In a few minutes, however, they saw the spark of light again, and as the sailor still held the second lighted candle the Ork made straight toward them. It was only a few yards distant when suddenly it dropped the candle with a cry of pain and next moment alighted, fluttering wildly, upon the rocky ledge.
"What's the matter?" asked Trot.
It bit me!" wailed the Ork. "I don't like your candles. The thing began to disappear slowly as soon as I took it in my claw, and it grew smaller and smaller until just now it turned and bit me -- a most unfriendly thing to do. Oh -- oh! Ouch, what a bite!"
"That's the nature of candles, I'm sorry to say," explained Cap'n Bill, with a grin. "You have to handle 'em mighty keerful. But tell us, what did you find down there?"
"I found a way to continue our journey," said the Ork, nursing tenderly the claw which had been burned. "Just below us is a great lake of black water, which looked so cold and wicked that it made me shudder; but away at the left there's a big tunnel, which we can easily walk through. I don't know where it leads to, of course, but we must follow it and find out." "why, we can't get to it," protested the little girl. "We can't fly, as you do, you must remember."
"No, that's true," replied the Ork musingly. "Your bodies are built very poorly, it seems to me, since all you can do is crawl upon the earth's surface. But you may ride upon my back, and in that way I can promise you a safe journey to the tunnel."
"Are you strong enough to carry us?" asked Cap'n Bill, doubtfully.
"Yes, indeed; I'm strong enough to carry a dozen of you, if you could find a place to sit," was the reply; "but there's only room between my wings for one at a time, so I'll have to make two trips."
"All right; I'll go first," decided Cap'n Bill.
He lit another candle for Trot to hold while they were gone and to light the Ork on his return to her, and then the old sailor got upon the Ork's back, where he sat with his wooden leg sticking straight out sidewise.
"If you start to fall, clasp your arms around my neck," advised the creature.
"If I start to fall, it's good night an' pleasant dreams," said Cap'n Bill.
"All ready?" asked the Ork.
"Start the buzz-tail," said Cap'n Bill, with a tremble in his voice.

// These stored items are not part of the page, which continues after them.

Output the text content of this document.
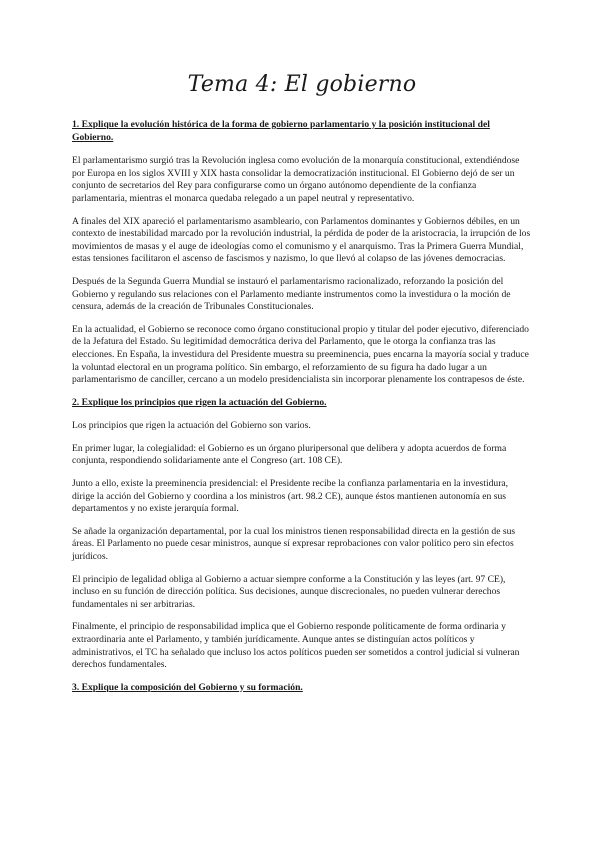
Tema 4: El gobierno

1. Explique la evolución histórica de la forma de gobierno parlamentario y la posición institucional del Gobierno.

El parlamentarismo surgió tras la Revolución inglesa como evolución de la monarquía constitucional, extendiéndose por Europa en los siglos XVIII y XIX hasta consolidar la democratización institucional. El Gobierno dejó de ser un conjunto de secretarios del Rey para configurarse como un órgano autónomo dependiente de la confianza parlamentaria, mientras el monarca quedaba relegado a un papel neutral y representativo.

A finales del XIX apareció el parlamentarismo asambleario, con Parlamentos dominantes y Gobiernos débiles, en un contexto de inestabilidad marcado por la revolución industrial, la pérdida de poder de la aristocracia, la irrupción de los movimientos de masas y el auge de ideologías como el comunismo y el anarquismo. Tras la Primera Guerra Mundial, estas tensiones facilitaron el ascenso de fascismos y nazismo, lo que llevó al colapso de las jóvenes democracias.

Después de la Segunda Guerra Mundial se instauró el parlamentarismo racionalizado, reforzando la posición del Gobierno y regulando sus relaciones con el Parlamento mediante instrumentos como la investidura o la moción de censura, además de la creación de Tribunales Constitucionales.

En la actualidad, el Gobierno se reconoce como órgano constitucional propio y titular del poder ejecutivo, diferenciado de la Jefatura del Estado. Su legitimidad democrática deriva del Parlamento, que le otorga la confianza tras las elecciones. En España, la investidura del Presidente muestra su preeminencia, pues encarna la mayoría social y traduce la voluntad electoral en un programa político. Sin embargo, el reforzamiento de su figura ha dado lugar a un parlamentarismo de canciller, cercano a un modelo presidencialista sin incorporar plenamente los contrapesos de éste.

2. Explique los principios que rigen la actuación del Gobierno.

Los principios que rigen la actuación del Gobierno son varios.

En primer lugar, la colegialidad: el Gobierno es un órgano pluripersonal que delibera y adopta acuerdos de forma conjunta, respondiendo solidariamente ante el Congreso (art. 108 CE).

Junto a ello, existe la preeminencia presidencial: el Presidente recibe la confianza parlamentaria en la investidura, dirige la acción del Gobierno y coordina a los ministros (art. 98.2 CE), aunque éstos mantienen autonomía en sus departamentos y no existe jerarquía formal.

Se añade la organización departamental, por la cual los ministros tienen responsabilidad directa en la gestión de sus áreas. El Parlamento no puede cesar ministros, aunque sí expresar reprobaciones con valor político pero sin efectos jurídicos.

El principio de legalidad obliga al Gobierno a actuar siempre conforme a la Constitución y las leyes (art. 97 CE), incluso en su función de dirección política. Sus decisiones, aunque discrecionales, no pueden vulnerar derechos fundamentales ni ser arbitrarias.

Finalmente, el principio de responsabilidad implica que el Gobierno responde políticamente de forma ordinaria y extraordinaria ante el Parlamento, y también jurídicamente. Aunque antes se distinguían actos políticos y administrativos, el TC ha señalado que incluso los actos políticos pueden ser sometidos a control judicial si vulneran derechos fundamentales.

3. Explique la composición del Gobierno y su formación.
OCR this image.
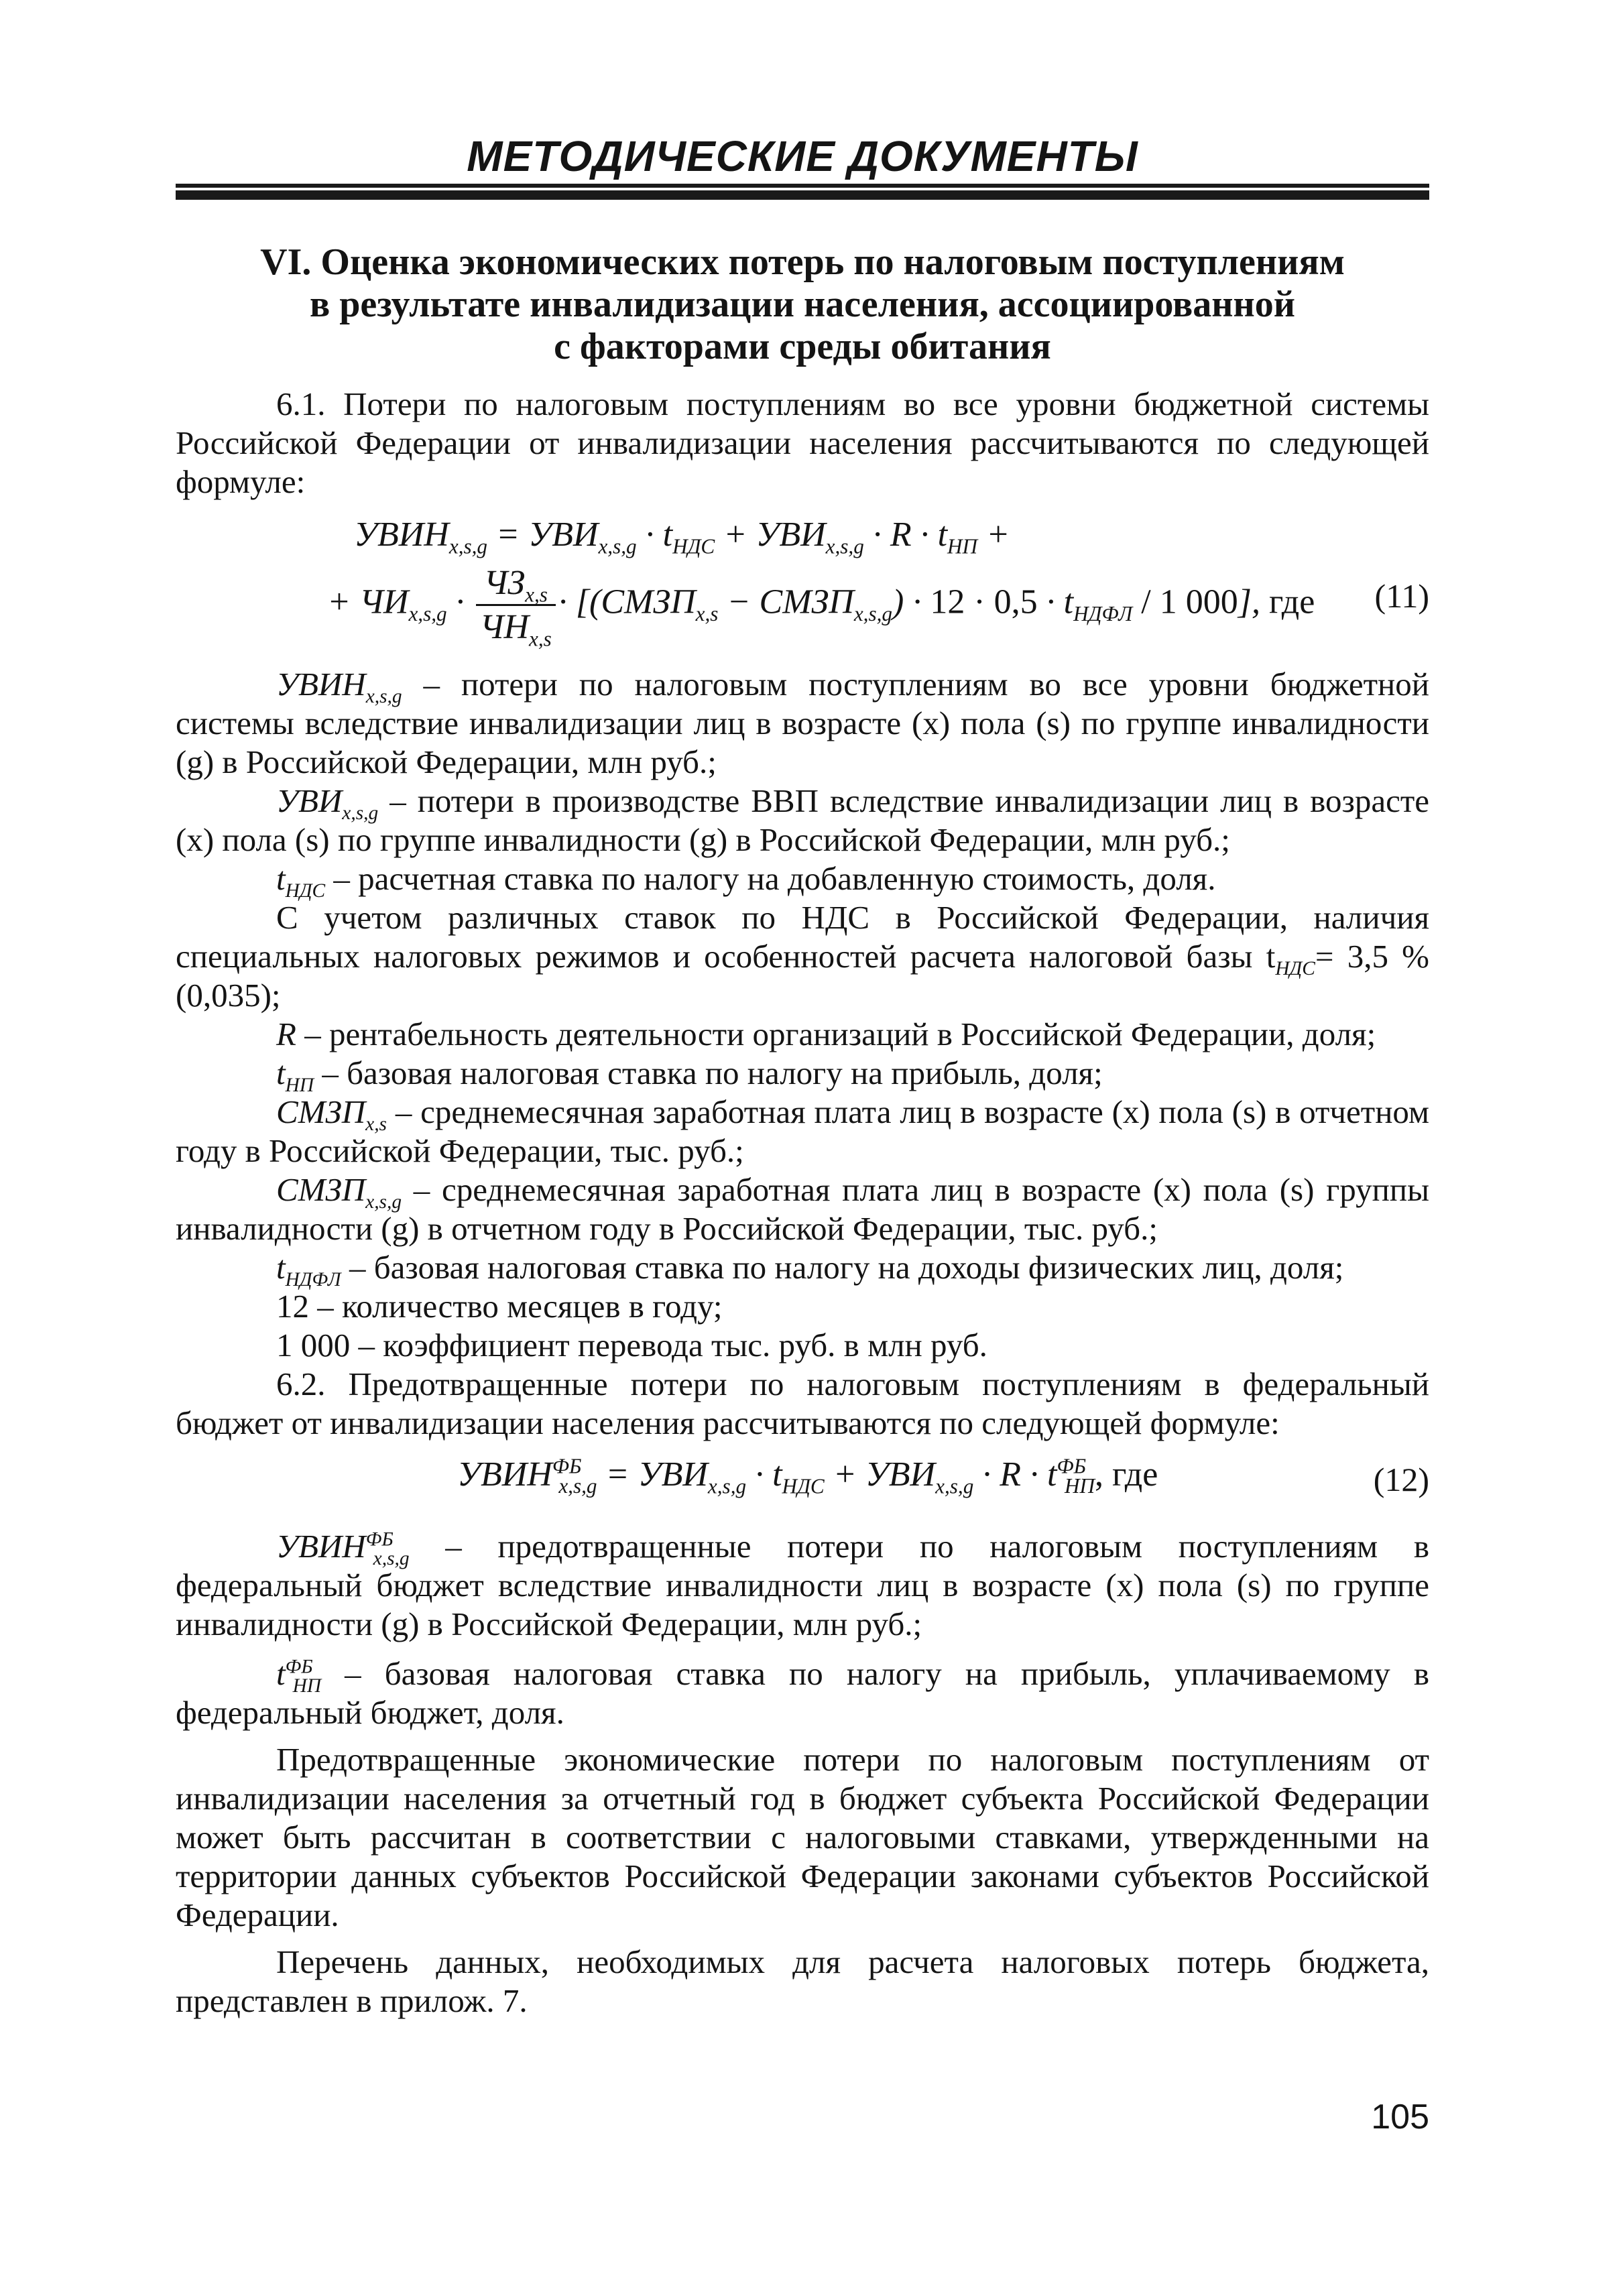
МЕТОДИЧЕСКИЕ ДОКУМЕНТЫ
VI. Оценка экономических потерь по налоговым поступлениям
в результате инвалидизации населения, ассоциированной
с факторами среды обитания

6.1. Потери по налоговым поступлениям во все уровни бюджетной системы Российской Федерации от инвалидизации населения рассчитываются по следующей формуле:

$УВИН_{x,s,g} = УВИ_{x,s,g} \cdot t_{НДС} + УВИ_{x,s,g} \cdot R \cdot t_{НП}$ +
+ $ЧИ_{x,s,g} \cdot \frac{ЧЗ_{x,s}}{ЧН_{x,s}}$ · [($СМЗП_{x,s}$ − $СМЗП_{x,s,g}) \cdot 12 \cdot 0,5 \cdot t_{НДФЛ} / 1$ 000], где (11)

$УВИН_{x,s,g}$ – потери по налоговым поступлениям во все уровни бюджетной системы вследствие инвалидизации лиц в возрасте (x) пола (s) по группе инвалидности (g) в Российской Федерации, млн руб.;

$УВИ_{x,s,g}$ – потери в производстве ВВП вследствие инвалидизации лиц в возрасте (x) пола (s) по группе инвалидности (g) в Российской Федерации, млн руб.;

$t_{НДС}$ – расчетная ставка по налогу на добавленную стоимость, доля.

С учетом различных ставок по НДС в Российской Федерации, наличия специальных налоговых режимов и особенностей расчета налоговой базы $t_{НДС}= 3,5$ % (0,035);

R – рентабельность деятельности организаций в Российской Федерации, доля;

$t_{НП}$ – базовая налоговая ставка по налогу на прибыль, доля;

$СМЗП_{x,s}$ – среднемесячная заработная плата лиц в возрасте (x) пола (s) в отчетном году в Российской Федерации, тыс. руб.;

$СМЗП_{x,s,g}$ – среднемесячная заработная плата лиц в возрасте (x) пола (s) группы инвалидности (g) в отчетном году в Российской Федерации, тыс. руб.;

$t_{НДФЛ}$ – базовая налоговая ставка по налогу на доходы физических лиц, доля;

12 – количество месяцев в году;

1 000 – коэффициент перевода тыс. руб. в млн руб.

6.2. Предотвращенные потери по налоговым поступлениям в федеральный бюджет от инвалидизации населения рассчитываются по следующей формуле:

$УВИН^{ФБ}_{x,s,g} = УВИ_{x,s,g} \cdot t_{НДС} + УВИ_{x,s,g} \cdot R \cdot t^{ФБ}_{НП}$, где	(12)

$УВИН^{ФБ}_{x,s,g}$ – предотвращенные потери по налоговым поступлениям в федеральный бюджет вследствие инвалидности лиц в возрасте (x) пола (s) по группе инвалидности (g) в Российской Федерации, млн руб.;

$t^{ФБ}_{НП}$ – базовая налоговая ставка по налогу на прибыль, уплачиваемому в федеральный бюджет, доля.

Предотвращенные экономические потери по налоговым поступлениям от инвалидизации населения за отчетный год в бюджет субъекта Российской Федерации может быть рассчитан в соответствии с налоговыми ставками, утвержденными на территории данных субъектов Российской Федерации законами субъектов Российской Федерации.

Перечень данных, необходимых для расчета налоговых потерь бюджета, представлен в прилож. 7.

105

But the Ork flew away so gently that the old man never even tottered in his seat. Trot watched the light of Cap'n Bill's candle till it disappeared in the far distance. She didn't like to be left alone on this dangerous ledge, with a lake of black water hundreds of feet below her; but she was a brave little girl and waited patiently for the return of the Ork. It came even sooner than she had expected and the creature said to her:
"Your friend is safe in the tunnel. Now, then, get aboard and I'll carry you to him in a jiffy."
I'm sure not many little girls would have cared to take that awful ride through the huge black cavern on the back of a skinny Ork. Trot didn't care for it, herself, but it just had to be done and so she did it as courageously as possible. Her heart beat fast and she was so nervous she could scarcely hold the candle in her fingers as the Ork sped swiftly through the darkness.
It seemed like a long ride to her, yet in reality the Ork covered the distance in a wonderfully brief period of time and soon Trot stood safely beside Cap'n Bill on the level floor of a big arched tunnel. The sailor-man was very glad to greet his little comrade again and both were grateful to the Ork for his assistance.
"I dunno where this tunnel leads to," remarked Cap'n Bill, "but it surely looks more promisin' than that other hole we crept through."
"When the Ork is rested," said Trot, "we'll travel on and see what happens."
"Rested!" cried the Ork, as scornfully as his shrill voice would allow. "That bit of flying didn't tire me at all. I'm used to flying days at a time, without ever once stopping."
"Then let's move on," proposed Cap'n Bill. He still held in his hand one lighted candle, so Trot blew out the other flame and placed her candle in the sailor's big pocket.